À cela, Amos se permit un sourire.
— Le cadet Jaeger n'a aucun talent particulier en dehors de son nouveau pouvoir, il n'est pas plus malin que les autres, il n'est pas plus fort que les autres, pas plus rapide, pas plus doué, et pourtant il a finit cinquième de sa promotion. Savez-vous pourquoi ? Parce que s'il y a bien une chose qu'on ne pourra jamais lui retirer, c'est sa volonté de fer. Ce simple cadet dispose d'une détermination sans pareille mesure, et c'est pourquoi s'il vous dit qu'il fera quelque chose, il le fera.

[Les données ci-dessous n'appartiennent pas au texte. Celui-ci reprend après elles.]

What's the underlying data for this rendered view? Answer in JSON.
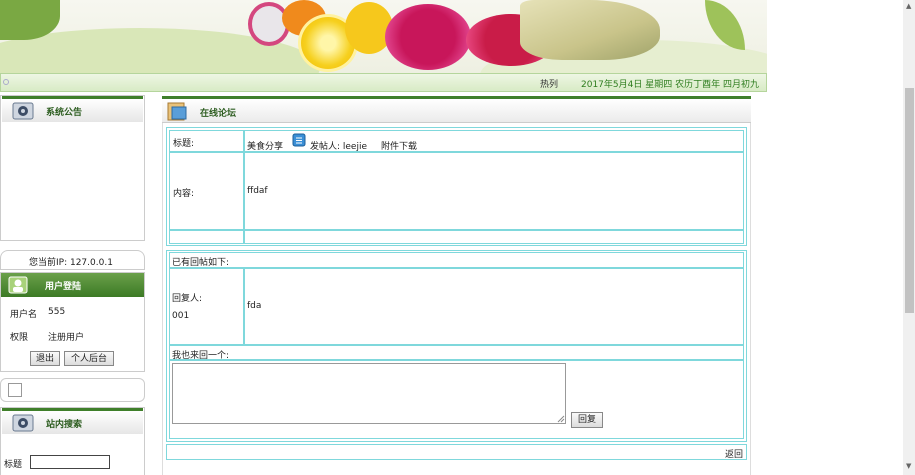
{
  "topbar": {
    "hot_label": "热列",
    "date_text": "2017年5月4日 星期四 农历丁酉年 四月初九"
  },
  "left": {
    "notice_title": "系统公告",
    "ip_text": "您当前IP: 127.0.0.1",
    "login_title": "用户登陆",
    "username_label": "用户名",
    "username_value": "555",
    "role_label": "权限",
    "role_value": "注册用户",
    "logout_label": "退出",
    "backend_label": "个人后台",
    "search_title": "站内搜索",
    "search_field_label": "标题"
  },
  "main": {
    "section_title": "在线论坛",
    "post": {
      "title_label": "标题:",
      "title_value": "美食分享",
      "poster_label": "发帖人: leejie",
      "attachment_label": "附件下载",
      "content_label": "内容:",
      "content_value": "ffdaf"
    },
    "replies": {
      "header": "已有回帖如下:",
      "replier_label": "回复人:",
      "replier_value": "001",
      "reply_content": "fda"
    },
    "reply_form": {
      "label": "我也来回一个:",
      "submit_label": "回复"
    },
    "back_label": "返回"
  },
  "colors": {
    "brand_green": "#3f7f2a",
    "table_border": "#7fd8dc",
    "date_green": "#2e7d1e"
  }
}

— « Merci, » songea Eren sincèrement touché.
— Le commandant Pixis peut lui-même témoigner de sa détermination.
Tous les regards se tournèrent alors vers le commandant de la Garnison qui acquiesça.
— C'est vrai, votre Honneur. Lorsque j'ai demandé au cadet Jaeger s'il allait reboucher le trou, il m'a répondu qu'il ne savait pas s'il pouvait ou non, mais qu'il allait le faire. Et il a tenu parole.
Le sourire d'Eren s'élargit, heureux de constater qu'il avait plus d'amis dans ce tribunal qu'il ne l'avait anticipé.
— Je vois, reprit Zackley, où est Mikasa Ackerman ?
— Ici, Monsieur, dit la jeune fille en levant la main.
Soudain un glapissement abrupte se fit entendre, et toutes les paires d'yeux se tournèrent vers sa source.
L'orientale reconnut sans mal le gros noble qu'elle avait dû menacer de mort, pour que lui et son ami marchand dégage le tunnel d'évacuation de Trost.
— Y'a-t-il un problème, Lord Syral ? demanda Peter Hannibal avec une étrange lueur dans le regard.
Une lueur qu'Amos reconnu sans mal.
— « Il sait. Et il croit qu'il me tient, il va avoir une sacrée surprise. »
Comme si elle l'avait entendu, une jolie jeune fille à la robe soyeuse et aux cheveux auburnes se pencha à l'oreille de l'homme à la moustache fringante pour lui murmurer quelques mots. Ce dernier se racla la gorge avant de répondre à son Premier Ministre :
— Ce n'est rien votre Honneur, assura-t-il en essuyant la sueur qui perlait sur son large front, j'ai simplement reconnu la jeune fille qui m'a sauvé la vie lors de l'invasion de Trost.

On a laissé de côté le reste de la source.